2013 Culmina R&D (Red Blend)

This wine was just bottled in March and is not yet released to the public, although it will be next week, so keep an eye out!  You won’t be able to miss it, because the label contains a picture of Don Triggs and his twin brother Ron when they were 9 years old.  The name “R&D” stands for both the research and development that were required to get Culmina to its present state and for “Ron and Don”.  The R&D is intended to be a slightly lighter, earlier drinking, less expensive cohort to Culmina’s top red Hypothesis, although the latter is a true blend of Merlot, Cabernet Sauvignon and Cabernet Franc while the former is much more Merlot-dominant.  The R&D goes through a shorter maceration than the Hypothesis, sees less time in oak and is aged in older barrels that transfer less flavour and tannin, so it is brighter and fruitier than its older brother.

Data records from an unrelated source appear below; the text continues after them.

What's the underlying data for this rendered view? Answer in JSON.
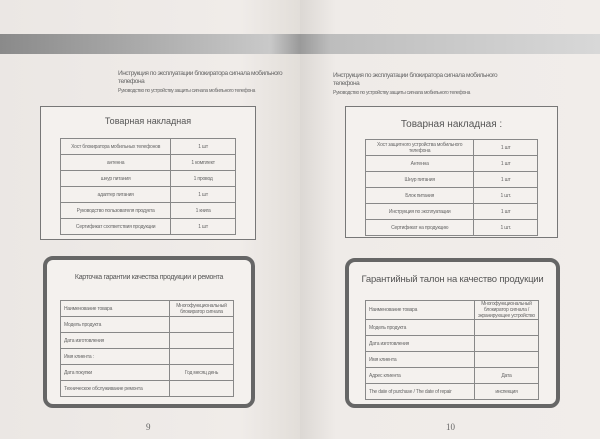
{
  "left_page": {
    "header_title": "Инструкция по эксплуатации блокиратора сигнала мобильного телефона",
    "header_subtitle": "Руководство по устройству защиты сигнала мобильного телефона",
    "invoice": {
      "title": "Товарная накладная",
      "rows": [
        [
          "Хост блокиратора мобильных телефонов",
          "1 шт"
        ],
        [
          "антенна",
          "1 комплект"
        ],
        [
          "шнур питания",
          "1 провод"
        ],
        [
          "адаптер питания",
          "1 шт"
        ],
        [
          "Руководство пользователя продукта",
          "1 книга"
        ],
        [
          "Сертификат соответствия продукции",
          "1 шт"
        ]
      ]
    },
    "warranty": {
      "title": "Карточка гарантии качества продукции и ремонта",
      "rows": [
        [
          "Наименование товара",
          "Многофункциональный блокиратор сигнала"
        ],
        [
          "Модель продукта",
          ""
        ],
        [
          "Дата изготовления",
          ""
        ],
        [
          "Имя клиента :",
          ""
        ],
        [
          "Дата покупки",
          "Год месяц день"
        ],
        [
          "Техническое обслуживание ремонта",
          ""
        ]
      ]
    },
    "page_number": "9"
  },
  "right_page": {
    "header_title": "Инструкция по эксплуатации блокиратора сигнала мобильного телефона",
    "header_subtitle": "Руководство по устройству защиты сигнала мобильного телефона",
    "invoice": {
      "title": "Товарная накладная :",
      "rows": [
        [
          "Хост защитного устройства мобильного телефона",
          "1 шт"
        ],
        [
          "Антенна",
          "1 шт"
        ],
        [
          "Шнур питания",
          "1 шт"
        ],
        [
          "Блок питания",
          "1 шт."
        ],
        [
          "Инструкция по эксплуатации",
          "1 шт"
        ],
        [
          "Сертификат на продукцию",
          "1 шт."
        ]
      ]
    },
    "warranty": {
      "title": "Гарантийный талон на качество продукции",
      "rows": [
        [
          "Наименование товара",
          "Многофункциональный блокиратор сигнала / экранирующее устройство"
        ],
        [
          "Модель продукта",
          ""
        ],
        [
          "Дата изготовления",
          ""
        ],
        [
          "Имя клиента",
          ""
        ],
        [
          "Адрес клиента",
          "Дата"
        ],
        [
          "The date of purchase / The date of repair",
          "инспекция"
        ]
      ]
    },
    "page_number": "10"
  }
}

If you're wondering, Don is on the left.

If you’re wondering, Don is on the left.

R&D was a barely translucent deep ruby and sang of pure red cherry fruit on the nose, with a touch of paperiness and dustiness alongside.  The deep red fruit continued on the palate, matched with a wider array of supporting flavours, pepper and leather and spice, all in a chewy package with surprising structure.  For an early-drinking base red, the R&D didn’t lack for structure, with grippy tannins and a clear line of acidity running through the middle.  Unsurprisingly, given its recent relocation to the bottle, it seemed like it was still coming together, but I bet you in six months it would truly be ready to rock.

87-88+ points

2012 Culmina Hypothesis (Red Blend)

FullSizeRender-65Hypothesis is Culmina’s top wine, and the one it’s hoping will be its icon.  The blend shifts every year (2011 was mostly Cab Franc), but the 2012 is 57& Merlot, 24% Cabernet Sauvignon and 21% Cabernet Franc.  Each varietal was harvested separately — the Cab Sauv two weeks later than the rest, on November 10th! — and the resulting wine was aged in 70% new French oak for 16 months before bottling.  Hypothesis is meant to be an aging wine, one to open in 5+ years as opposed to right now.

It was immediately noticeable that Hypothesis was a darker, thicker opaque ruby colour as compared to its younger sibling R&D.  The nose was surprisingly bright, lush and approachable, clean and fruity, featuring raspberry and other dark red fruits and almost incense-like perfume, but the structure locked down on the palate, wrapping it in potent tannin even after the wine had been decanted for multiple hours.  Hints of cedar, talcum powder, Nibs and foresty notes leaked through, offering hints as to how this theory might develop.  I would be very curious to revisit this wine in 3 years to see where things stand, but even in its infancy it was an impressive Canadian handling of the major Bordeaux grapes.